By July 22, the last date used in the analysis, the opportunity to control the epidemic is almost over. Only three states in the northeast can take control without adding social restrictions again. Absolutely no one can do that by relaxing the existing limitations. Even if the state doubled the existing tests and contrast tracking, only eight were able to reduce the number of viral propagation to the point where the pandemic could be controlled. The other 30 should do that and Increases social restrictions. The rest will have to go back to serious closure.
The authors concluded that “in most states, the control strategies implemented during the shelter period have been shown to be sufficient to contain the outbreak.” “However, in most states, our modeling suggests that the resumption proceeded too quickly or without adequate testing and contact tracking to prevent recurrence of the epidemic.”
Already wearing a mask
The authors admit that their models have noticeable weaknesses.

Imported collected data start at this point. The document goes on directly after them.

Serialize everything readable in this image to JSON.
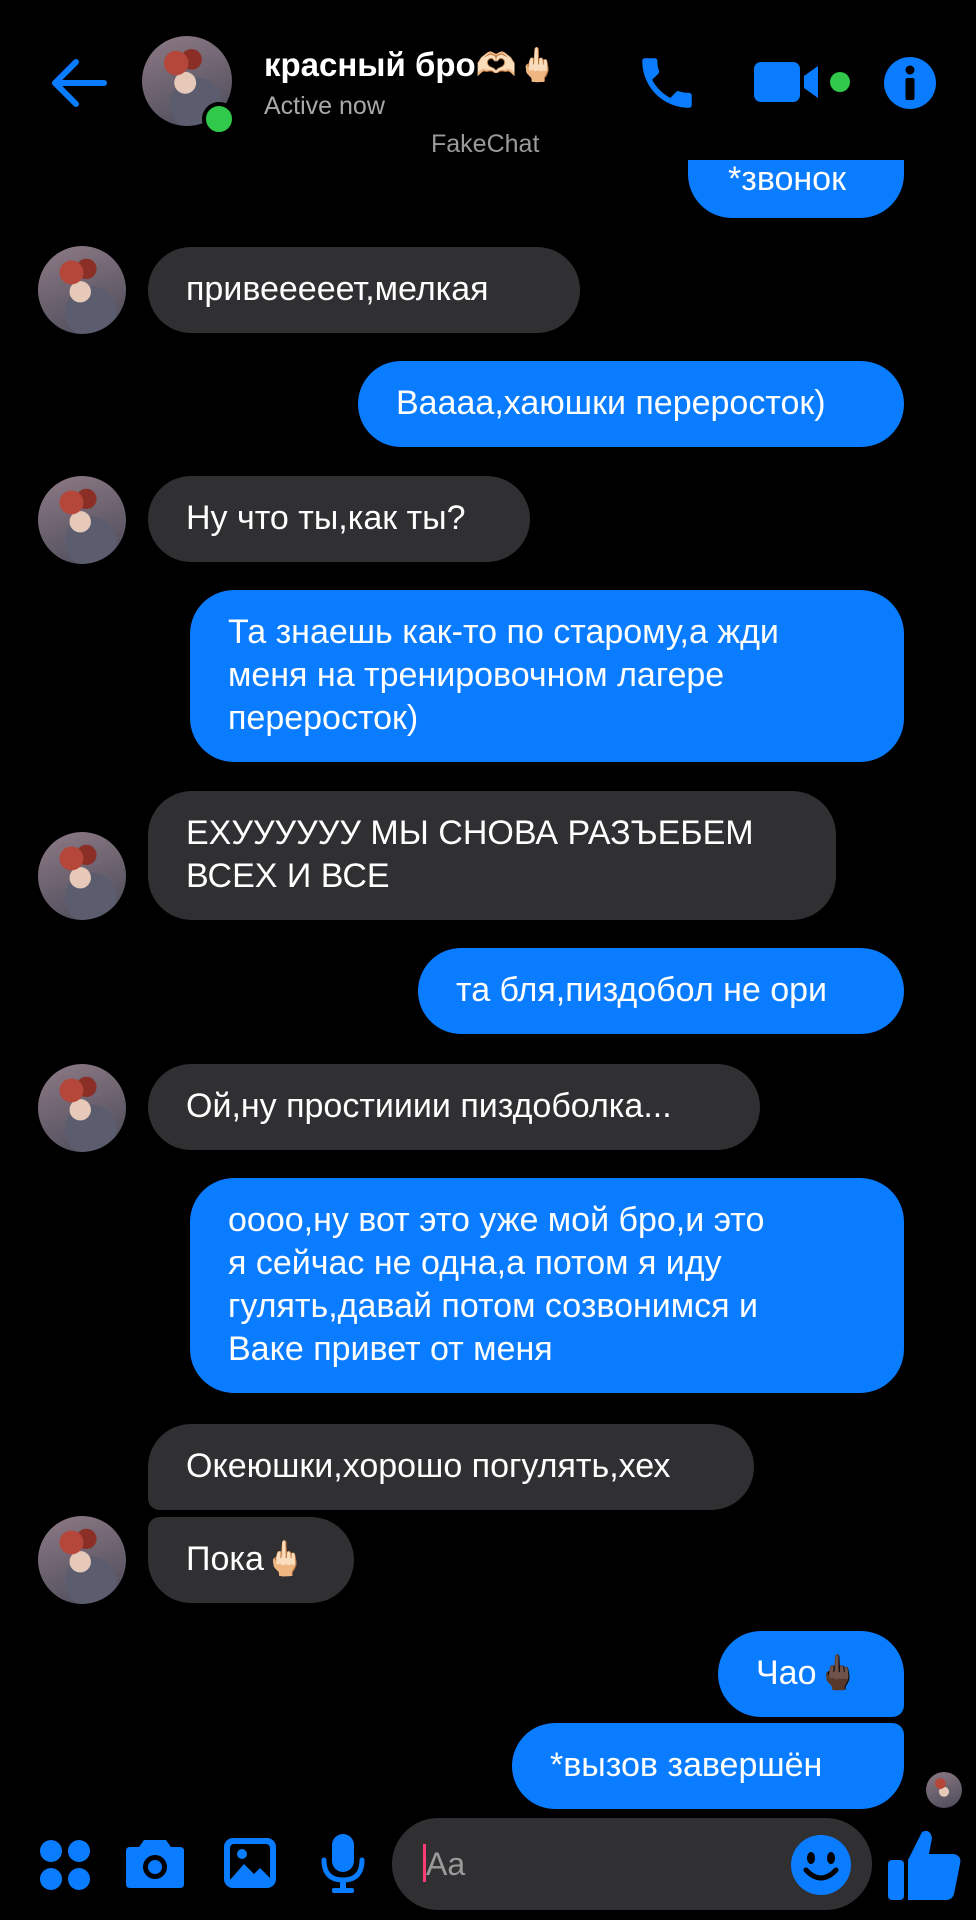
{
  "header": {
    "contact_name": "красный бро🫶🏻🖕🏻",
    "status": "Active now",
    "watermark": "FakeChat"
  },
  "messages": [
    {
      "side": "out",
      "text": "*звонок"
    },
    {
      "side": "in",
      "text": "привееееет,мелкая"
    },
    {
      "side": "out",
      "text": "Ваааа,хаюшки переросток)"
    },
    {
      "side": "in",
      "text": "Ну что ты,как ты?"
    },
    {
      "side": "out",
      "text": "Та знаешь как-то по старому,а жди\nменя на тренировочном лагере\nпереросток)"
    },
    {
      "side": "in",
      "text": "ЕХУУУУУУ МЫ СНОВА РАЗЪЕБЕМ\nВСЕХ И ВСЕ"
    },
    {
      "side": "out",
      "text": "та бля,пиздобол не ори"
    },
    {
      "side": "in",
      "text": "Ой,ну простииии пиздоболка..."
    },
    {
      "side": "out",
      "text": "оооо,ну вот это уже мой бро,и это\nя сейчас не одна,а потом я иду\nгулять,давай потом созвонимся и\nВаке привет от меня"
    },
    {
      "side": "in",
      "text": "Океюшки,хорошо погулять,хех"
    },
    {
      "side": "in",
      "text": "Пока🖕🏻"
    },
    {
      "side": "out",
      "text": "Чао🖕🏿"
    },
    {
      "side": "out",
      "text": "*вызов завершён"
    }
  ],
  "composer": {
    "placeholder": "Aa"
  },
  "colors": {
    "accent": "#0a7cff",
    "incoming_bubble": "#303033",
    "online": "#31c94b",
    "background": "#000000"
  },
  "icons": {
    "back": "arrow-left-icon",
    "call": "phone-icon",
    "video": "video-camera-icon",
    "info": "info-icon",
    "menu": "four-dots-icon",
    "camera": "camera-icon",
    "gallery": "image-icon",
    "mic": "microphone-icon",
    "emoji": "smiley-icon",
    "like": "thumbs-up-icon"
  }
}
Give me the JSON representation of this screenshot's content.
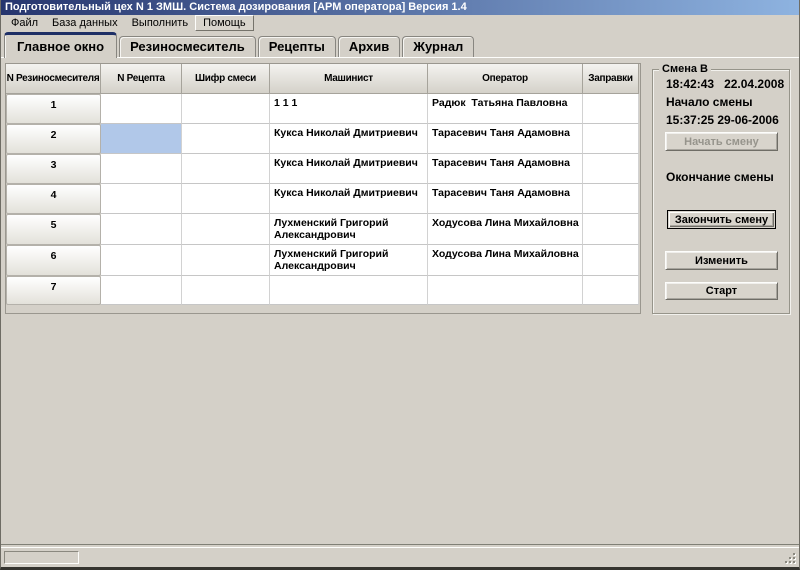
{
  "window": {
    "title": "Подготовительный цех N 1 ЗМШ. Система дозирования [АРМ оператора] Версия 1.4"
  },
  "menu": {
    "items": [
      "Файл",
      "База данных",
      "Выполнить",
      "Помощь"
    ]
  },
  "tabs": {
    "items": [
      "Главное окно",
      "Резиносмеситель",
      "Рецепты",
      "Архив",
      "Журнал"
    ],
    "active": "Главное окно"
  },
  "grid": {
    "columns": [
      "N Резиносмесителя",
      "N Рецепта",
      "Шифр смеси",
      "Машинист",
      "Оператор",
      "Заправки"
    ],
    "rows": [
      {
        "mixer": "1",
        "recipe": "",
        "mix_code": "",
        "machinist": "1 1 1",
        "operator": "Радюк  Татьяна Павловна",
        "fills": ""
      },
      {
        "mixer": "2",
        "recipe": "",
        "mix_code": "",
        "machinist": "Кукса Николай Дмитриевич",
        "operator": "Тарасевич Таня Адамовна",
        "fills": ""
      },
      {
        "mixer": "3",
        "recipe": "",
        "mix_code": "",
        "machinist": "Кукса Николай Дмитриевич",
        "operator": "Тарасевич Таня Адамовна",
        "fills": ""
      },
      {
        "mixer": "4",
        "recipe": "",
        "mix_code": "",
        "machinist": "Кукса Николай Дмитриевич",
        "operator": "Тарасевич Таня Адамовна",
        "fills": ""
      },
      {
        "mixer": "5",
        "recipe": "",
        "mix_code": "",
        "machinist": "Лухменский Григорий Александрович",
        "operator": "Ходусова Лина Михайловна",
        "fills": ""
      },
      {
        "mixer": "6",
        "recipe": "",
        "mix_code": "",
        "machinist": "Лухменский Григорий Александрович",
        "operator": "Ходусова Лина Михайловна",
        "fills": ""
      },
      {
        "mixer": "7",
        "recipe": "",
        "mix_code": "",
        "machinist": "",
        "operator": "",
        "fills": ""
      }
    ],
    "selection": {
      "row": 2,
      "column": "N Рецепта"
    }
  },
  "shift_panel": {
    "title": "Смена В",
    "time": "18:42:43",
    "date": "22.04.2008",
    "start_label": "Начало смены",
    "start_value": "15:37:25 29-06-2006",
    "btn_begin": "Начать смену",
    "end_label": "Окончание смены",
    "btn_end": "Закончить смену",
    "btn_edit": "Изменить",
    "btn_start": "Старт"
  },
  "colors": {
    "window_bg": "#d4d0c8",
    "titlebar_left": "#26356e",
    "titlebar_right": "#8eb3e0",
    "active_tab_accent": "#1e2f66",
    "selected_cell": "#b1c8e9",
    "disabled_text": "#96948c"
  }
}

It assumes that personal protection measures such as the use of face masks and physical distancing are adopted roughly in proportion to the number of people who follow the social restrictions required by the state. It’s not an irrational assumption, but it does make it impossible for the model to analyze the effectiveness of these personal measures apart from the official policy on limiting social contact.
It makes us draft Although not yet peer-reviewed, we use data from Ontario, Canada to address the issue ourselves. The authors compared infection rates before and after adopting the duty to wear a mask in 34 different public health districts in Ontario. Like the A&M group, authors use Google mobility data to control the frequency of personal interactions. Overall, they estimate that the use of masks has reduced Ontario’s infection rate by 20 to 40 percent.
This is not surprising at all. From the outset, public health officials say that social restrictions are needed to control infection rates, so testing and contact tracking could be effective in controlling the epidemic. The epidemic’s data serves to indicate that this initial advice was exactly right. However, the U.S. response was to lift restrictions before infection rates were controlled and to limit testing sufficiently to make contact tracking nearly impossible. As an added bonus, the state has created a possible alternative way to limit infectious diseases, such as the use of protective masks, which are political issues.
So, while the newspaper provides some indicators of what the United States needs to keep from seeing the pandemic continue to spread out of control, it also serves to highlight how we did almost everything wrong.